The Mudcat Café TM
Thread #137209   Message #3141004
Posted By: saulgoldie
23-Apr-11 - 09:19 AM
Thread Name: BS: The meaning of words
Subject: RE: BS: The meaning of words
"Pro choice" and "pro life" are not opposites.

Someone who is "pro choice" advocates for the right of a woman to choose her form of birth control, including barrier types, spermicides, morning after pills, and surgery. Someone who is anti-choice, wants her choice to be made by statute. That is definitional. It is not rhetorical. One either advocates for her right to choose, or one is anti-choice, and wants to make that choice for her.

One who calls themself "pro life" suggests the s/he is a defender of life. This suggests, rhetorically, that one who is not "pro-life" is against life. This is rhetorical. Most of the people who call themselves "pro-life" oppose the rights of people to choose. They are therefore more accurately called "anti-choice." They also oppose the rights of people to "choose" various forms of birth control that prevent conception.

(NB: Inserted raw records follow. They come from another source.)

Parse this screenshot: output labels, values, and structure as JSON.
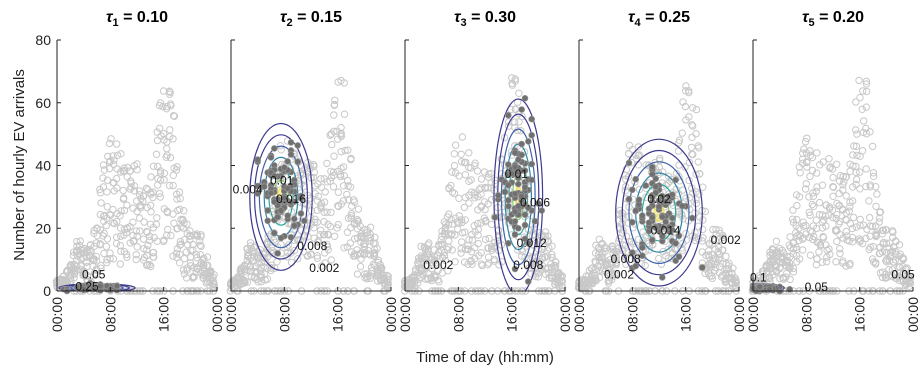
{
  "chart_data": {
    "type": "scatter",
    "title": "",
    "xlabel": "Time of day (hh:mm)",
    "ylabel": "Number of hourly EV arrivals",
    "ylim": [
      0,
      80
    ],
    "yticks": [
      0,
      20,
      40,
      60,
      80
    ],
    "xticks": [
      "00:00",
      "08:00",
      "16:00",
      "00:00"
    ],
    "xlim_hours": [
      0,
      24
    ],
    "grid": false,
    "colors": {
      "background_points": "#c8c8c8",
      "cluster_points": "#707070",
      "contour_low": "#3d3a8f",
      "contour_mid": "#2aa8a0",
      "contour_high": "#f1e24a"
    },
    "panels": [
      {
        "id": "p1",
        "title_symbol": "τ",
        "title_sub": "1",
        "title_value": " = 0.10",
        "cluster": {
          "center_hour": 6.0,
          "center_count": 1.0,
          "sd_hour": 2.2,
          "sd_count": 0.5
        },
        "contour_labels": [
          {
            "text": "0.05",
            "hour": 5.5,
            "count": 4.0
          },
          {
            "text": "0.25",
            "hour": 4.5,
            "count": 0.2
          }
        ]
      },
      {
        "id": "p2",
        "title_symbol": "τ",
        "title_sub": "2",
        "title_value": " = 0.15",
        "cluster": {
          "center_hour": 7.5,
          "center_count": 30.0,
          "sd_hour": 1.8,
          "sd_count": 9.0
        },
        "contour_labels": [
          {
            "text": "0.004",
            "hour": 2.5,
            "count": 31.0
          },
          {
            "text": "0.01",
            "hour": 7.6,
            "count": 34.0
          },
          {
            "text": "0.016",
            "hour": 9.0,
            "count": 28.0
          },
          {
            "text": "0.008",
            "hour": 12.2,
            "count": 13.0
          },
          {
            "text": "0.002",
            "hour": 14.0,
            "count": 6.0
          }
        ]
      },
      {
        "id": "p3",
        "title_symbol": "τ",
        "title_sub": "3",
        "title_value": " = 0.30",
        "cluster": {
          "center_hour": 17.0,
          "center_count": 30.0,
          "sd_hour": 1.4,
          "sd_count": 12.0
        },
        "contour_labels": [
          {
            "text": "0.002",
            "hour": 5.0,
            "count": 7.0
          },
          {
            "text": "0.01",
            "hour": 16.7,
            "count": 36.0
          },
          {
            "text": "0.006",
            "hour": 19.5,
            "count": 27.0
          },
          {
            "text": "0.012",
            "hour": 19.0,
            "count": 14.0
          },
          {
            "text": "0.008",
            "hour": 18.5,
            "count": 7.0
          }
        ]
      },
      {
        "id": "p4",
        "title_symbol": "τ",
        "title_sub": "4",
        "title_value": " = 0.25",
        "cluster": {
          "center_hour": 12.0,
          "center_count": 25.0,
          "sd_hour": 2.5,
          "sd_count": 9.0
        },
        "contour_labels": [
          {
            "text": "0.02",
            "hour": 12.0,
            "count": 28.0
          },
          {
            "text": "0.014",
            "hour": 13.0,
            "count": 18.0
          },
          {
            "text": "0.008",
            "hour": 7.0,
            "count": 9.0
          },
          {
            "text": "0.002",
            "hour": 6.0,
            "count": 4.0
          },
          {
            "text": "0.002",
            "hour": 22.0,
            "count": 15.0
          }
        ]
      },
      {
        "id": "p5",
        "title_symbol": "τ",
        "title_sub": "5",
        "title_value": " = 0.20",
        "cluster": {
          "center_hour": 0.8,
          "center_count": 1.0,
          "sd_hour": 1.5,
          "sd_count": 0.5
        },
        "contour_labels": [
          {
            "text": "0.1",
            "hour": 0.8,
            "count": 3.0
          },
          {
            "text": "0.05",
            "hour": 9.5,
            "count": 0.0
          },
          {
            "text": "0.05",
            "hour": 22.5,
            "count": 4.0
          }
        ]
      }
    ]
  }
}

From the voices of those "pro life" advocates we hear on the news, they mostly also eat living beings of other species, endorse war and execution of the guilty, and endorse large scale gun ownership. These things would suggest that they are not truly defenders of life.

Further, they advocate for persecution of people who are not heterosexuals, or who have sex when they are not married. If one distills the "pro-life" veiwpoint, the best that one can come up with is that they are simply very uncomfortable with matters of sexuality, and wish to impose their discomfort on everyone else.

"Pro-life" is not an accurate characterization. It is a rhetorical structure. And anyone who uses the term is allowing them a rhetorical win, as opposed to being literally accurate.